たかの友梨さんが起業した1970年代は、女性が経営者になること自体が珍しかった時代。
データや制度が後押ししてくれたわけではなく、家族から受け取った言葉や経験が原動力だった。
3人に共通するのは、以下のような点です。
- 家族から「自立」を促す言葉をもらっている
- その言葉を「突き放された」ではなく「信頼された」と受け取っている
- 家庭での経験を仕事に還元し、仕事での学びを家族に返している
- 家族との関係を「犠牲」ではなく「糧」として捉えている
仕事か家庭か、という二者択一ではなく、両方が互いを支え合う構造を自然に作っている。
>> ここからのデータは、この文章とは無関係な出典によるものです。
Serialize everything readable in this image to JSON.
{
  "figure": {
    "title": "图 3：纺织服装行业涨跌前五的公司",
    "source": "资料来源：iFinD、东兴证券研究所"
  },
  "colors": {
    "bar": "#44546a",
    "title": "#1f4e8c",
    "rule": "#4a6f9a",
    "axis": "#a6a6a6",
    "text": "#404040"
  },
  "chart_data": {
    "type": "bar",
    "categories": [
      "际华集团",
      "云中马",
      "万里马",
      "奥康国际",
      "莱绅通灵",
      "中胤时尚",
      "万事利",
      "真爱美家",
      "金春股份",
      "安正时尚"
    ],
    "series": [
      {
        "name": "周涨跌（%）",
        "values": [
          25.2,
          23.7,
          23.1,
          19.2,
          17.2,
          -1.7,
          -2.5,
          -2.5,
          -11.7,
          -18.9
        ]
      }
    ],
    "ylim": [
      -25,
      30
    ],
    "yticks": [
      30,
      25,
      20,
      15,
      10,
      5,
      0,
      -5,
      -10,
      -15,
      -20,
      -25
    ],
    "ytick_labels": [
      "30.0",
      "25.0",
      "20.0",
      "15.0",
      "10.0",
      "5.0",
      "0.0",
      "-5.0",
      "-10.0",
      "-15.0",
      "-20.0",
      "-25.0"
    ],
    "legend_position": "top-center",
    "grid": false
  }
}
頭で考えてそうしたというよりも、家族と向き合うなかで自然とそうなった、という印象を受けます。
まとめ
たかの友梨さん、神崎恵さん、IKKOさん。
3人のバックグラウンドはそれぞれまったく違いますが、共通していることがあります。
家族との関係が、キャリアの「妨げ」ではなく「原動力」になっている。
そして、家族から受け取った言葉を、自分の仕事の軸に据えている。
養母から「手に職をつけなさい」と言われ続けた人。
離婚を経て「子育ては自分を知るプロセス」と捉え直した人。
母から「1円の援助もしない」と送り出され、それを覚悟として受け取った人。
美容業界で成功した女性たちのキャリアを支えているのは、華やかな実績の裏にある、ごく個人的な家族との記憶なのだと感じます。
編集部にいた頃、取材の最後に「原点は何ですか?」と聞くと、多くの人が家族のエピソードを話してくれました。
成功の秘訣は「戦略」ではなく、「忘れられない一言」だったりする。
そういうものなのかもしれません。
自分自身も小学生の娘を持つ母親として、この記事を書きながら考えさせられました。
いつか娘が大きくなったとき、「お母さんに言われたあの言葉があったから」と思ってくれるような、そんな一言を自分も持てているだろうか。
答えはまだ出ていませんが、少なくとも向き合い続けることが大事なのだと、今回の取材を通じて改めて感じています。